Censky says next round of trade aid TBD
Story Date: 10/21/2019

 

Source: POLITICO'S MORNING AGRICULTURE, 10/18/19

Now that the U.S. and China have reached a partial trade deal including promises of massive Chinese ag purchases, USDA is deciding whether to go through with the next installment of trade relief payments to farmers for 2019 production. Censky said on Thursday that the department is aiming to make a final call "in the very near future."

"I think we're very much aware that producers have been impacted by the trade retaliation, they've been impacted by the weather, low incomes," Censky said after a Senate Agriculture Committee hearing. The department is divvying up the $14.5 billion it allocated for direct payments in three installments: The first round became available over the summer, while the second and third tranches will be available in November and January, if warranted.
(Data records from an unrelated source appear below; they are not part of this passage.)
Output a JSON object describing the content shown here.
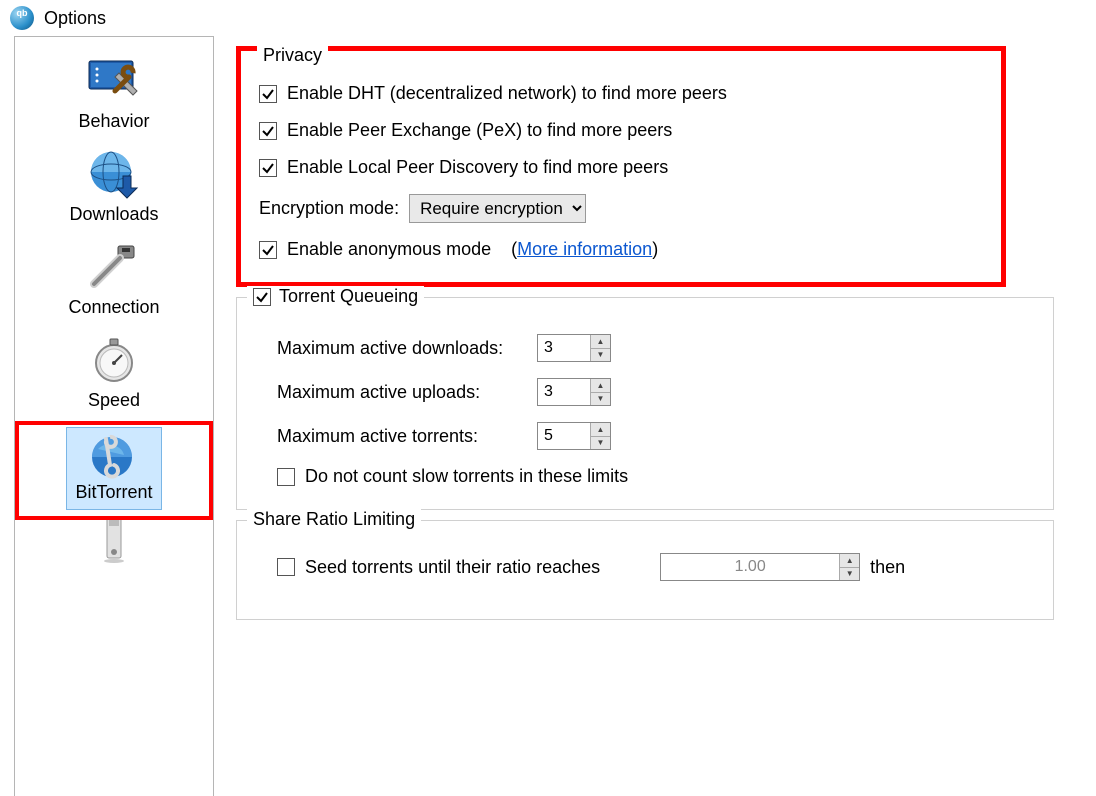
{
  "window": {
    "title": "Options"
  },
  "sidebar": {
    "items": [
      {
        "label": "Behavior"
      },
      {
        "label": "Downloads"
      },
      {
        "label": "Connection"
      },
      {
        "label": "Speed"
      },
      {
        "label": "BitTorrent"
      }
    ]
  },
  "privacy": {
    "title": "Privacy",
    "dht": "Enable DHT (decentralized network) to find more peers",
    "pex": "Enable Peer Exchange (PeX) to find more peers",
    "lpd": "Enable Local Peer Discovery to find more peers",
    "encryption_label": "Encryption mode:",
    "encryption_value": "Require encryption",
    "anonymous": "Enable anonymous mode",
    "more_info": "More information"
  },
  "queueing": {
    "title": "Torrent Queueing",
    "max_dl_label": "Maximum active downloads:",
    "max_dl_value": "3",
    "max_ul_label": "Maximum active uploads:",
    "max_ul_value": "3",
    "max_t_label": "Maximum active torrents:",
    "max_t_value": "5",
    "slow": "Do not count slow torrents in these limits"
  },
  "ratio": {
    "title": "Share Ratio Limiting",
    "seed_until": "Seed torrents until their ratio reaches",
    "ratio_value": "1.00",
    "then": "then"
  }
}
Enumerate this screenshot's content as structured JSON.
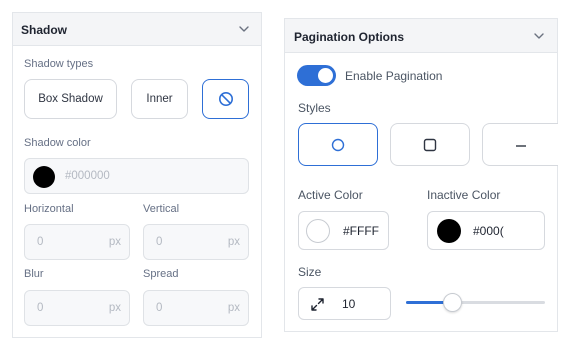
{
  "shadow_panel": {
    "title": "Shadow",
    "shadow_types_label": "Shadow types",
    "types": [
      "Box Shadow",
      "Inner"
    ],
    "selected_type": "none",
    "color_label": "Shadow color",
    "color_value": "#000000",
    "color_swatch": "#000000",
    "horizontal": {
      "label": "Horizontal",
      "value": "0",
      "unit": "px"
    },
    "vertical": {
      "label": "Vertical",
      "value": "0",
      "unit": "px"
    },
    "blur": {
      "label": "Blur",
      "value": "0",
      "unit": "px"
    },
    "spread": {
      "label": "Spread",
      "value": "0",
      "unit": "px"
    }
  },
  "pagination_panel": {
    "title": "Pagination Options",
    "enable_label": "Enable Pagination",
    "enabled": true,
    "styles_label": "Styles",
    "style_options": [
      "circle-icon",
      "square-icon",
      "dash-icon"
    ],
    "selected_style": "circle",
    "active_color": {
      "label": "Active Color",
      "value": "#FFFF",
      "swatch": "#ffffff"
    },
    "inactive_color": {
      "label": "Inactive Color",
      "value": "#000(",
      "swatch": "#000000"
    },
    "size": {
      "label": "Size",
      "value": "10",
      "slider_fraction": 0.33
    },
    "accent": "#2e6fd6"
  }
}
China has already started buying greater quantities of U.S. soybeans, pork and other farm goods in recent weeks, and the Trump administration claims Beijing will soon ramp up its purchases to more than $40 billion per year. That could make it harder for USDA to justify doling out the remainder of the $14.5 billion allotted for this year's direct aid program.

Throwing off the farm bill balance: Senate Ag ranking member Debbie Stabenow (D-Mich.) told Censky the trade aid program is upsetting the delicate balance lawmakers attempted to strike in the 2018 farm bill in terms of spreading federal dollars evenly across the various corners of agriculture.
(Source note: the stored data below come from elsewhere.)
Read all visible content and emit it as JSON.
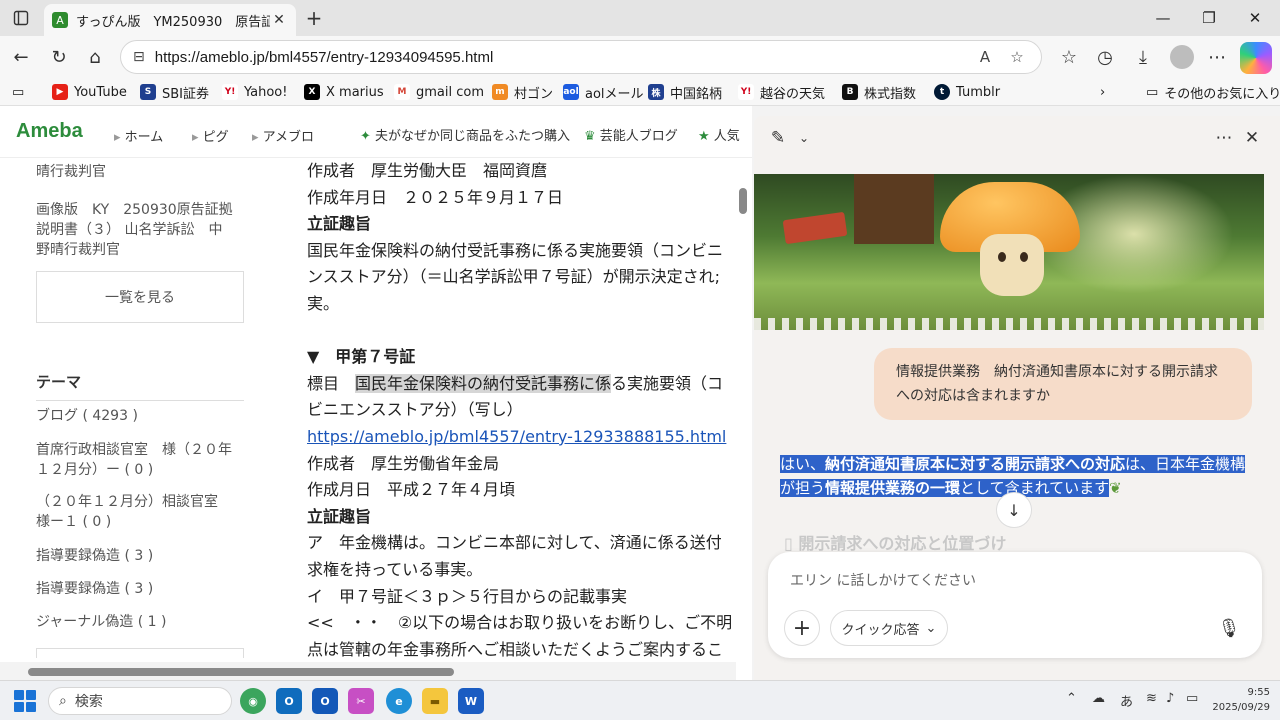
{
  "browser": {
    "tab_title": "すっぴん版　YM250930　原告証拠",
    "tab_favicon": "ameba-icon",
    "url": "https://ameblo.jp/bml4557/entry-12934094595.html",
    "read_aloud": "A",
    "bookmarks": [
      "YouTube",
      "SBI証券",
      "Yahoo!",
      "X marius",
      "gmail com",
      "村ゴン",
      "aolメール",
      "中国銘柄",
      "越谷の天気",
      "株式指数",
      "Tumblr"
    ],
    "other_favorites": "その他のお気に入り"
  },
  "ameba": {
    "logo": "Ameba",
    "nav": [
      "ホーム",
      "ピグ",
      "アメブロ"
    ],
    "promo1": "夫がなぜか同じ商品をふたつ購入",
    "promo2": "芸能人ブログ",
    "promo3": "人気"
  },
  "sidebar": {
    "line_top": "晴行裁判官",
    "entry_lines": [
      "画像版　KY　250930原告証拠",
      "説明書（３）  山名学訴訟　中",
      "野晴行裁判官"
    ],
    "view_list": "一覧を見る",
    "theme_heading": "テーマ",
    "themes": [
      "ブログ ( 4293 )",
      "首席行政相談官室　様（２０年",
      "１２月分）ー ( 0 )",
      "（２０年１２月分）相談官室",
      "様ー１ ( 0 )",
      "指導要録偽造 ( 3 )",
      "指導要録偽造 ( 3 )",
      "ジャーナル偽造 ( 1 )"
    ]
  },
  "article": {
    "l1": "作成者　厚生労働大臣　福岡資麿",
    "l2": "作成年月日　２０２５年９月１７日",
    "l3": "立証趣旨",
    "l4": "国民年金保険料の納付受託事務に係る実施要領（コンビニ",
    "l5": "ンスストア分）（＝山名学訴訟甲７号証）が開示決定され;",
    "l6": "実。",
    "l7": "▼　甲第７号証",
    "l8a": "標目　",
    "l8b": "国民年金保険料の納付受託事務に係",
    "l8c": "る実施要領（コ",
    "l9": "ビニエンスストア分）（写し）",
    "l10": "https://ameblo.jp/bml4557/entry-12933888155.html",
    "l11": "作成者　厚生労働省年金局",
    "l12": "作成月日　平成２７年４月頃",
    "l13": "立証趣旨",
    "l14": "ア　年金機構は。コンビニ本部に対して、済通に係る送付",
    "l15": "求権を持っている事実。",
    "l16": "イ　甲７号証＜３ｐ＞５行目からの記載事実",
    "l17": "<<　・・　②以下の場合はお取り扱いをお断りし、ご不明",
    "l18": "点は管轄の年金事務所へご相談いただくようご案内するこ"
  },
  "copilot": {
    "user_message": "情報提供業務　納付済通知書原本に対する開示請求への対応は含まれますか",
    "answer_p1": "はい、",
    "answer_b1": "納付済通知書原本に対する開示請求への対応",
    "answer_p2": "は、日本年金機構が担う",
    "answer_b2": "情報提供業務の一環",
    "answer_p3": "として含まれています",
    "faded_heading": "開示請求への対応と位置づけ",
    "composer_placeholder": "エリン に話しかけてください",
    "quick_reply": "クイック応答"
  },
  "taskbar": {
    "search_label": "検索",
    "ime": "あ",
    "time": "9:55",
    "date": "2025/09/29"
  }
}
"I feel like the Market Facilitation Program is throwing that all away," Stabenow said. "I don't see how the payments are lining up with the damage: 95 percent of the counties with the top rate, a payment rate of $100 [per acre] or more, are in the South; 77 percent of the counties that have minimum payments of $15 are in the North and West."

More biofuels backlash: Democrats on the panel also blasted what they called President Donald Trump's "bait and switch" on the package of biofuel policy changes the EPA published on Tuesday, reports Pro Ag's Ryan McCrimmon.